Author Name : Ganesh Babu Oorkavalan, Padmapriya Subramaniyan
Copyright: ©2025 | Pages: 35
DOI: 10.71443/9789349552241-09
Received: 24/04/2025 Accepted: 21/03/2025 Published: 24/04/2025
The increasing global urbanization has necessitated innovative solutions for waste management, particularly in the context of sustainable urban environments. IoT-based smart waste management and automated recycling systems have emerged as transformative technologies, offering highly efficient and eco-friendly methods to address urban waste challenges. This chapter provides an in-depth exploration of the role of advanced technologies in waste sorting, recycling, and composting, emphasizing automation, IoT integration, and artificial intelligence (AI). The application of robotic sorting systems, machine learning, sensor technologies, and automated composting processes are highlighted, with a focus on their impact on operational efficiency, cost reduction, and environmental sustainability. Additionally, the chapter examines key challenges and opportunities associated with deploying these technologies in large-scale urban waste management systems, including regulatory considerations, data privacy issues, and the need for seamless system integration. The integration of IoT-enabled devices for real-time monitoring and automated control is presented as a cornerstone for enhancing system performance and reducing human intervention. This chapter also discusses the potential for integrating circular economy principles through the development of intelligent waste management frameworks that foster sustainable urban living.
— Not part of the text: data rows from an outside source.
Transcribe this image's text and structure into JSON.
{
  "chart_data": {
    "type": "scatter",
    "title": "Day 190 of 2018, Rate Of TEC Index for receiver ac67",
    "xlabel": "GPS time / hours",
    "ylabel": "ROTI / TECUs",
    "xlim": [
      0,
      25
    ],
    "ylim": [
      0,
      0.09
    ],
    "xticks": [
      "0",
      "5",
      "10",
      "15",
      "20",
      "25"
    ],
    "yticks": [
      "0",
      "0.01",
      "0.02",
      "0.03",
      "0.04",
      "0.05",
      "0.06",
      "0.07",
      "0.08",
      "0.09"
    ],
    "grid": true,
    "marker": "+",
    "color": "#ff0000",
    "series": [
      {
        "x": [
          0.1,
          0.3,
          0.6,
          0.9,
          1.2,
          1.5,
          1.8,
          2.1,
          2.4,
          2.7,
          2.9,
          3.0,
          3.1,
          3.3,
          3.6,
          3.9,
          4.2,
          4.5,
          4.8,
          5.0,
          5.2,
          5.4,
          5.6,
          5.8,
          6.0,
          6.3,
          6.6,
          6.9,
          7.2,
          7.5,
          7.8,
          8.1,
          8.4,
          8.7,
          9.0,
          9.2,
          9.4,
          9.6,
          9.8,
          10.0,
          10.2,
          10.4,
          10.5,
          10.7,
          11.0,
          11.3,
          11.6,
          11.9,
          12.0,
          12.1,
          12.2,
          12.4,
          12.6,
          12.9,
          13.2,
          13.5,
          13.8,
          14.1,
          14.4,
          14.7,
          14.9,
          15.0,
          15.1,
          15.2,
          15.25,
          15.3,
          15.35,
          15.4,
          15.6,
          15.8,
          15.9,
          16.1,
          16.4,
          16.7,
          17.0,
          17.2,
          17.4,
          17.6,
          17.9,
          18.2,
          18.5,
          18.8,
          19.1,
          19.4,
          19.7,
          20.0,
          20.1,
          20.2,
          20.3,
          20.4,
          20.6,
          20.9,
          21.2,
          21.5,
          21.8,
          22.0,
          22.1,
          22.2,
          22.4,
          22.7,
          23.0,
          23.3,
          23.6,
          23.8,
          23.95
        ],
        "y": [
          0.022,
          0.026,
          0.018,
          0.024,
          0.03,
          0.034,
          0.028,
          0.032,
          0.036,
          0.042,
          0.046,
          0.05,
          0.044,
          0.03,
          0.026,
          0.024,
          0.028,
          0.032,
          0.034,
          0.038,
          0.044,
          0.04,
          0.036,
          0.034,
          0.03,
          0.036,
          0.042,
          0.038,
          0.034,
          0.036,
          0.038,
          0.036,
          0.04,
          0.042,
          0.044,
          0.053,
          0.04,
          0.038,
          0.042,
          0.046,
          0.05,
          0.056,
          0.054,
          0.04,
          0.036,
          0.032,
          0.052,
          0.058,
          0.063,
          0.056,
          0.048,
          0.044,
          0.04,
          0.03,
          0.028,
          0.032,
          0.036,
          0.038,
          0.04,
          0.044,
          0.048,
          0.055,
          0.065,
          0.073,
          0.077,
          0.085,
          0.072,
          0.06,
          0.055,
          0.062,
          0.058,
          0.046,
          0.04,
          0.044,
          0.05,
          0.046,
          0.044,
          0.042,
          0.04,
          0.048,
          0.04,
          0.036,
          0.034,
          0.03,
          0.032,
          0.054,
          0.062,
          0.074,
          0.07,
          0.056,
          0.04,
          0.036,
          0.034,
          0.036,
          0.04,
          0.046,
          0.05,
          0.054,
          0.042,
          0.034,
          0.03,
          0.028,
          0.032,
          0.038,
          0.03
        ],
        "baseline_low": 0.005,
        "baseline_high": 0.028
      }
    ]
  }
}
The combination of these technologies not only supports efficient waste disposal but also contributes to the advancement of urban sustainability goals.
The rapid pace of urbanization globally has led to the emergence of significant challenges in waste management, necessitating more efficient, scalable, and sustainable solutions [1]. As urban populations continue to grow, the demand for effective waste management systems becomes increasingly critical [2]. Traditional waste management methods, which often rely on manual processes and limited automation, are becoming insufficient to handle the scale and complexity of urban waste [3]. Consequently, cities are facing increased pressure to find innovative approaches to waste disposal and recycling that minimize environmental impact and improve efficiency [4]. In response to these challenges, IoT-based smart waste management systems, combined with automation and advanced technologies, offer a promising solution. These systems are capable of revolutionizing waste management practices by streamlining processes, optimizing resource use, and contributing to sustainability goals [5].
The integration of IoT (Internet of Things) technologies in waste management systems has introduced a new era of real-time monitoring and automation, allowing cities to better manage waste streams, reduce operational costs, and enhance the efficiency of recycling efforts [6]. IoT-enabled sensors and devices can track various factors such as waste generation rates, waste composition, and collection schedules [7]. This data-driven approach allows for better decision-making, enabling waste management systems to operate in a more dynamic and responsive manner [8]. With the increasing need for data integration, the ability to optimize waste collection routes, improve recycling rates, and monitor environmental parameters has never been more important [9]. The combination of IoT and automation is helping cities transition from traditional waste management to smart, sustainable urban solutions [10].
In parallel, advancements in automation technologies, including robotic sorting systems and artificial intelligence (AI), are playing a pivotal role in modernizing waste processing [11]. Robotic sorting systems, for example, use AI algorithms to identify and separate different materials, ensuring that recyclable materials are processed with greater accuracy and efficiency [12]. These systems are not only reducing labor costs but also enhancing the overall effectiveness of waste recycling operations by increasing sorting accuracy and reducing contamination levels [13]. AI-driven systems are being used to predict waste generation patterns, optimize resource allocation, and improve the overall efficiency of waste management strategies [14]. The potential of AI in the context of waste management is vast, as it can lead to smarter, more adaptive systems that can continuously evolve based on new data and trends [15].